Muttering, "Of course not. This is Wally's old hat, not the unsavory character's," still Jerry paled and he took the hat into the bright sunshine and he turned down the inside band and there, sure enough! there was the red crayon mark just where Dick Badger had put it that day at the reservoir. And there Wally Bullwinkle was, on the Banker's Express, and perhaps he was leaving the town of Cranbury forever. And all along he probably was the one who had stolen Ginger and not the villain they had drawn the picture of. And was Ginger on the train too? In the baggage car? And did this mean they would never ever see their dog, Ginger, again?

"He might still not have been the one," murmured Rachel. "He might be one of a yellow-hat band of people and not be
the
one," she said. "Like I said."

"No," said Jerry. "No."

They both stared down the silent shimmering tracks where the train with Wally had gone. "We
could catch the next train," suggested Rachel. "And trail him in New York."

She knew this was impossible, but she had to think of something. "Could we have him apprehended in New York?" she wondered.

There must be something they could do.
Call in Mr. Pye,
thought Rachel and she said they better hurry home and ask Papa what to do anyway. Papa might go to New York himself and bump into Wally on the escalator the way he had Mama. He would do something.

Jerry and Rachel started to race for home as fast as they could go, forgetting to whoop under the bridge they were so excited. They were sure their dog, Ginger, was on the Banker's Express and, though he was, they thought, at this very moment being whisked off to New York, still they felt nearer to him than at any time since his disappearance. Jerry held the old yellow hat firmly in his hands. It was a really close link with Ginger, he thought.
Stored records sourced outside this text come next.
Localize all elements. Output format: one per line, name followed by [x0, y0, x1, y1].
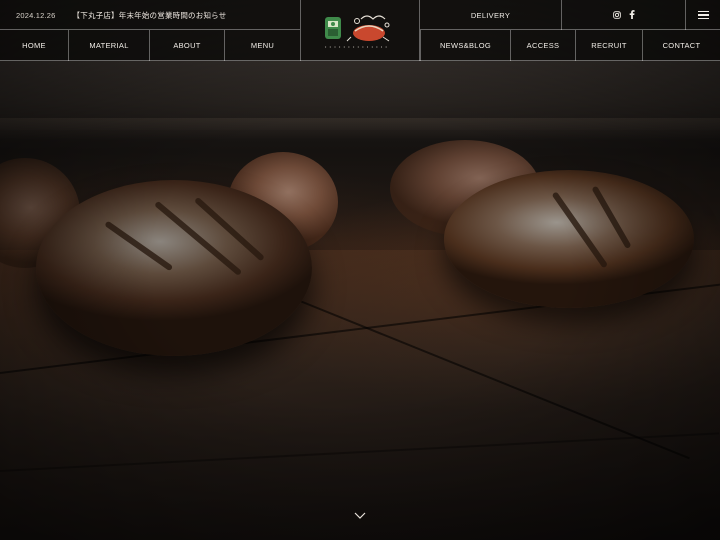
- logo-icon: • • • • • • • • • • • • • •: [325, 14, 390, 49]
- nav-about[interactable]: ABOUT: [150, 30, 225, 61]
- site-header: 2024.12.26 【下丸子店】年末年始の営業時間のお知らせ HOME MAT…: [0, 0, 720, 61]
- news-date: 2024.12.26: [16, 10, 56, 20]
- nav-recruit[interactable]: RECRUIT: [575, 30, 642, 61]
- news-title[interactable]: 【下丸子店】年末年始の営業時間のお知らせ: [73, 10, 227, 21]
- nav-news-blog[interactable]: NEWS&BLOG: [420, 30, 510, 61]
- nav-material[interactable]: MATERIAL: [69, 30, 150, 61]
- nav-home[interactable]: HOME: [0, 30, 69, 61]
- nav-menu[interactable]: MENU: [225, 30, 300, 61]
- svg-text:• • • • • • • • • • • • • •: • • • • • • • • • • • • • •: [325, 45, 388, 49]
- nav-left: HOME MATERIAL ABOUT MENU: [0, 30, 300, 61]
- hamburger-icon: [697, 11, 709, 19]
- nav-access[interactable]: ACCESS: [510, 30, 575, 61]
- instagram-icon[interactable]: [612, 6, 621, 24]
- vignette: [0, 0, 720, 540]
- scroll-down-button[interactable]: [353, 510, 367, 520]
- logo[interactable]: • • • • • • • • • • • • • •: [300, 0, 420, 61]
- nav-right: NEWS&BLOG ACCESS RECRUIT CONTACT: [420, 30, 720, 61]
- hero-image: [0, 0, 720, 540]
- chevron-down-icon: [354, 512, 366, 519]
- nav-contact[interactable]: CONTACT: [642, 30, 720, 61]
- delivery-link[interactable]: DELIVERY: [420, 0, 561, 30]
- menu-button[interactable]: [685, 0, 720, 30]
- news-ticker[interactable]: 2024.12.26 【下丸子店】年末年始の営業時間のお知らせ: [0, 0, 300, 30]
- facebook-icon[interactable]: [629, 6, 635, 24]
- social-links: [561, 0, 685, 30]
"You know what," said Jerry, panting. "First, before we go home, we better go over to Wally's house and see if by any chance Ginger was left behind, see if there is any trace of him or the big fierce dog or what."

So they changed their course. On the corner of Elm and New Dollar Street, whom should they see
coming marching up the street with a hard firm step but Chief Larrimer on his way home for his coffee and buns. When he heard the latest developments in the Ginger Pye case, he turned around and joined Rachel and Jerry in the reconnoitering of the Bullwinkle homestead.